Taraf, beş gündür kaçırılan ve faili meçhule kurban gidenlerin kısa öykülerini yazıyor. Bu öykülerin hepsi acıklı ve hüzünlüydü. Hepsi masum sivillerdi. Bugün okuyacaklarınızı ise çocuklardan seçtik.

DİLEK SERİN-GÜLÜZAR SERİN- DÜZALİ SERİN-HATUN IŞIK-YETER IŞIK-ELİF IŞIK-HIDIR IŞIK/ TUNCELİ/

1994Bu bölümde iki ayrı aileden tam yedi kişinin kaybedilişini okuyacaksınız. Her ölüm dokunaklıdır ama Dilek’in ki daha acı. Çünkü henüz üç yaşındaydı. Annesi 34 yaşındaki Gülizar Serin ve babasıyla birlikte Tunceli’nin Gökçek Köyü Mirik Mezrası’nda yaşıyordu. Dilek’in mezradan kendi isteğiyle gitme şansı da yoktu. Ailesi en azından belli bir yaşa kadar onun için neyi uygun görürse onu yaşayacaktı. Ama korumasında olduğu devletin güvenlik güçlerinin ona neyi uygun göreceğini hiç kimse tahmin edemezdi. Her ne kadar bir fotoğrafı ve nüfus cüzdanı olmasa da bir gün kayıtlara Türk vatandaşı olarak geçecekti.

Tarih, 23-24 Eylül 1994. Doğu ve Güneydoğu’nun her yerinde olduğu gibi Serin ailesinin yaşadığı Mirik mezrası civarında da operasyonlar var. İddiaya göre, operasyondaki birlik ise tanıdık.
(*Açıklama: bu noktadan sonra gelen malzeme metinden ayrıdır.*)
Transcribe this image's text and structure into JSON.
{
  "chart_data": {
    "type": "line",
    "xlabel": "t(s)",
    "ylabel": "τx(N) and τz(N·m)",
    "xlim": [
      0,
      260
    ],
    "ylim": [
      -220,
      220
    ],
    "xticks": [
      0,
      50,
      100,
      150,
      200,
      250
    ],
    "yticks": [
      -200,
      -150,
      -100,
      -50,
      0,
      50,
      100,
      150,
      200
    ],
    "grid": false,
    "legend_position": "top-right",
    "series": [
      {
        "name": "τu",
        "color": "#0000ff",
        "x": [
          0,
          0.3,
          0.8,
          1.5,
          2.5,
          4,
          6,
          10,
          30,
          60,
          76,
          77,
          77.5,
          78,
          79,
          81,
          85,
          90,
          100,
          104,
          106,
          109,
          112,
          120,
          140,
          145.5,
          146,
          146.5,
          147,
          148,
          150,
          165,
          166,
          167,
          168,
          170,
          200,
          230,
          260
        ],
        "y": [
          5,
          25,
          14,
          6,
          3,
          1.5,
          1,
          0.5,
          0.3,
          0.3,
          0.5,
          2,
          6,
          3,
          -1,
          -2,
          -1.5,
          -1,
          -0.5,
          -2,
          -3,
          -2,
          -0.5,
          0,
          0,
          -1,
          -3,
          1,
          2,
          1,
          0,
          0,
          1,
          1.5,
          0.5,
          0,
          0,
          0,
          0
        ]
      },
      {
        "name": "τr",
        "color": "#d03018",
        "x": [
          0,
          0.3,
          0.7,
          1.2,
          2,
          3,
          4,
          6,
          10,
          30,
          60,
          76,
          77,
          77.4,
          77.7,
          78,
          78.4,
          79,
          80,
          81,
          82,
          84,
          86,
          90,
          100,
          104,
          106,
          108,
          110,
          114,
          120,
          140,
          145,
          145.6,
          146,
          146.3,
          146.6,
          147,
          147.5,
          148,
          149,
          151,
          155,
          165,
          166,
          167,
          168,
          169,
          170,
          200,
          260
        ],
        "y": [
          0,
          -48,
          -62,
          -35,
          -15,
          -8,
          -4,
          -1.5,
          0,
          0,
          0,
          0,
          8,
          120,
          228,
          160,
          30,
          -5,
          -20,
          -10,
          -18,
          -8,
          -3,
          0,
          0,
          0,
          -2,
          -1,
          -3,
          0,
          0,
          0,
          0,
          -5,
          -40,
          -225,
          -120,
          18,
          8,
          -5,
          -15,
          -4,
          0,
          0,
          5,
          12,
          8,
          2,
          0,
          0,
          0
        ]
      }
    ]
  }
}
Birçok faili meçhul dosyasında adı geçen emekli Tuğgeneral Yavuz Ertürk komutasındaki Bolu Komando Tugayı. Operasyonda asker mezraya baskın yaptı. Hatun Işık (31), Yeter Işık (22), Hıdır Işık (63), Elif Işık (29) , Düzali Serin (37), Gülüzar Serin (34) ve üç yaşındaki bebekleri Dilek kaybedildi. Ailesinin başına gelenleri sonradan duyan ve mezraya giden Ali Işık’ın cesedi ise 8 Ekim 1994’te çıplak ve başı ezilmiş şekilde köy dışında bulundu. Cesedin bulunduğu yer, Gökçek Karakolu’nun hemen altındaydı. Aileler her türlü yasal girişimde bulundu. Hatta yıllar sonra Genelkurmay Başkanı Hilmi Özkök’e mektup yazıp, Meclis İnsan Hakları Komisyonu’na başvurdu. Gökçek Jandarma Karakolu “onları biz de görmedik” cevabını verdi. Cumhuriyet savcısı, dilekçelerini işleme koydu ama olay yerine gitme gereği dahi duymadı. Özkök, mektubu cevap vermeye değer bulmadı. TBMM İnsan Hakları Komisyonu “ağır kayıplar veren örgütün bu iki hane efradını rehin aldıkları ya da ihbar ettikleri düşüncesiyle yanlarında götürdüklerinin değerlendirildiği”ni söyledi.

ÇAYAN ÇİÇEK -ALİ İHSAN ÇİÇEK /DİYARBAKIR/1994

Çayan henüz 15 yaşındaydı, görme engelliydi. İddialara göre yine Bolu Komando Tugayı, 10 Mayıs 1994’te Lice’nin Dernek Köyü’nü bastı. Baskında kadın ve çocuklar bir tarafta bekletilirken, erkekler ayrı bir yere alındı. Kimlik kontrollerinde Tahsin Çiçek, Ali İhsan Çiçek, Cihan Yılmaz, Mehmet Fidantek, Fevzi Fidantek ve Mehmet Özdekçi gözaltına alındı. Lice Jandarma Komutanlığı’na yaya olarak götürülen altı kişi günlerce Bolu Tugayı’na bağlı askerlerin kaldığı meşhur Yatılı Bölge Okulu’nda (YİBO) tutuldu. Daha sonra Cihan Yılmaz, Mehmet Özdekçi, Mehmet ve Fevzi Fidantek serbest bırakılmasına rağmen Çiçek ailesinden iki kişi bırakılmadı. Aradan 17 gün geçti. Askerler aynı köye yine baskın yaptı. Bu sefer daha önce gözaltına aldıkları Tahsin Çiçek’in 15 yaşındaki oğlu Çayan’ı aldı. Çayan’ın gözaltına alınmasına köylüler tanıklık etti. Ancak, tüm çabalar sonuçsuz kaldı. Bunun üzerine aile AİHM’e başvurdu. Türkiye, Çiçek ailesinin dört ferdini kaybetmekten mahkûm oldu.(Karar tarihi: 27.02.2001-Başvuru No: 25704/94) Anne Azize ise 15 yıldır “oğlumdan bana kanlı bir ayakkabı kaldı” diye ağlıyor.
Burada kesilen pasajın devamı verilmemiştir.